Las causas de este grave problema de salud están bastante claras y son, en mi opinión, de sobra conocidas por la mayoría de personas que vivimos en este mundo sobrealimentado. El exceso de ingesta de azúcar, bollería, comida rápida, snaks y refrescos y el tremendo descenso de la actividad física, además de comer una poquísima cantidad de fruta y verduras son los causantes. Pues bien, si hace un momento he dicho que siguiendo a los más gordos les hemos quitado el puesto, dejo claro que no quiero señalar un culpable. Sino poner solución al problema. Ya lo hemos detectado, ahora…¿Cómo le hacemos frente?

 

Probablemente muchos de los que estéis leyendo esto estáis esperando la solución. Mentiría si os dijese que está en mi mano. No es así. Nuestra labor como nutricionistas no es solucionar el problema si no mostraros los pasos para que lo hagáis vosotros y podáis mantener los cambios durante toda la vida. En el caso de los niños, creemos que esto es de vital importancia. Ellos apenas empiezan a manifestar unos hábitos dietéticos, por lo que cambiarlos será mucho más fácil.

 

De momento, en Nutre-t hemos decidido comenzar a educar a los niños para lograr el cambio. Y lo vamos a hacer de una forma dinámica y diferente, gracias a la ayuda del Mercado Victoria en Córdoba. Nuestra labor consistirá en la impartición de una serie de talleres de cocina saludable para niños en los que podrán descubrir los alimentos más sanos de una forma deliciosa, incentivando su participación en la cocina y animándolos a degustar todos los platos. Y es que, en mi opinión, la salud nutricional comienza en los fogones.

 

El pasado domingo día 10 de Mayo, tuvimos una primera toma de contacto con los niños. Con motivo del segundo aniversario del Mercado Victoria realizamos el juego del Good-Food en el que participaron una gran cantidad de asistentes.

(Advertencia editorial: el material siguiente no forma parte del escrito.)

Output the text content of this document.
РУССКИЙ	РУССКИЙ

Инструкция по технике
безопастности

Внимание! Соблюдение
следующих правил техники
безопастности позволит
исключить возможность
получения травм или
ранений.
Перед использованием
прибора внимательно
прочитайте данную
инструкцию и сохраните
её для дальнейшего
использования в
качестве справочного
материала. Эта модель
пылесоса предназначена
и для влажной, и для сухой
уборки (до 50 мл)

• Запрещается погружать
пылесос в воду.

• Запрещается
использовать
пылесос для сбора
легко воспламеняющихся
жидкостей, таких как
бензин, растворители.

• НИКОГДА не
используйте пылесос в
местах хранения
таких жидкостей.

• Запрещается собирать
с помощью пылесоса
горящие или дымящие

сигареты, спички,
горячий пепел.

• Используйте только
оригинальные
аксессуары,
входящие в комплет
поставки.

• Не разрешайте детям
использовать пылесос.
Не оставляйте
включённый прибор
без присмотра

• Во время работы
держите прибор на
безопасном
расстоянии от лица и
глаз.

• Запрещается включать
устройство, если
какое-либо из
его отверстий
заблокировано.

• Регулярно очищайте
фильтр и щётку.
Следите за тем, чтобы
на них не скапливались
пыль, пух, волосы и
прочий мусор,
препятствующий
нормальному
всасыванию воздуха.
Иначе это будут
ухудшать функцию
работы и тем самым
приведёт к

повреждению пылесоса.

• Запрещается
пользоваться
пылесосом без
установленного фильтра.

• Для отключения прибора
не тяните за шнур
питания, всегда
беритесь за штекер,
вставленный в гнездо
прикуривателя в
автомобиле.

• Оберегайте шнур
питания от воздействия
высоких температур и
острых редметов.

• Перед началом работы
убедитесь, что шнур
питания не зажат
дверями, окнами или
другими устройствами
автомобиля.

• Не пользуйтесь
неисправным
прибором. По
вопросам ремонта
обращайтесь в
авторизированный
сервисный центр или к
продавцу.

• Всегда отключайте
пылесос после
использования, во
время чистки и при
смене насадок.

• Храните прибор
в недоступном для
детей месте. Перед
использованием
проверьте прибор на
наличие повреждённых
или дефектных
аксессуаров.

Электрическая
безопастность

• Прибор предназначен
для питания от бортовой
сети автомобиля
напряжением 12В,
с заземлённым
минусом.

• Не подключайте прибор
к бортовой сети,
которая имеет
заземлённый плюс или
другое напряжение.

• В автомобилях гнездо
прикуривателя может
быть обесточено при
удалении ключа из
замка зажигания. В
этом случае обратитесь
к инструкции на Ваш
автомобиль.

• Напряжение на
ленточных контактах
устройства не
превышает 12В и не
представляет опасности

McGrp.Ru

El juego consistía en avanzar por una serie de casillas superando distintas preguntas y pruebas sobre alimentación saludable, hidratación y actividad física. Los niños parecían encantados, sobre todo, porque para pasar por las casillas debían lanzar un dado gigante. El juego terminó con una divertidísima prueba de gimnasia que culminaba al grito de : ¡A comer repollo! Los niños jugaron tan bien, que al acabar se les premió a todos con una riquísima pieza de fruta que comieron rápidamente. Los padres se extrañaron de esto, ya que muchos de los niños suelen rechazar la fruta en casa. Probablemente que fuese un premio por haber ganado hizo que los niños quisiesen comerla.

 

Supongo que es difícil montar un juego cada vez que queramos que los niños coman fruta y verduras y que no todo el mundo sabe dónde encontrar un dado gigante. Por eso, de ese tipo de cosas nos encargaremos nosotros. Mientras tendrán que ser los padres, profesores y adultos en general quien con pequeños gestos, día a día, consigan que nuestros niños se alimenten cada vez mejor y que dejemos de estar a la cabeza en obesidad infantil. Así que ya sabéis: ¡A COMER REPOLLO!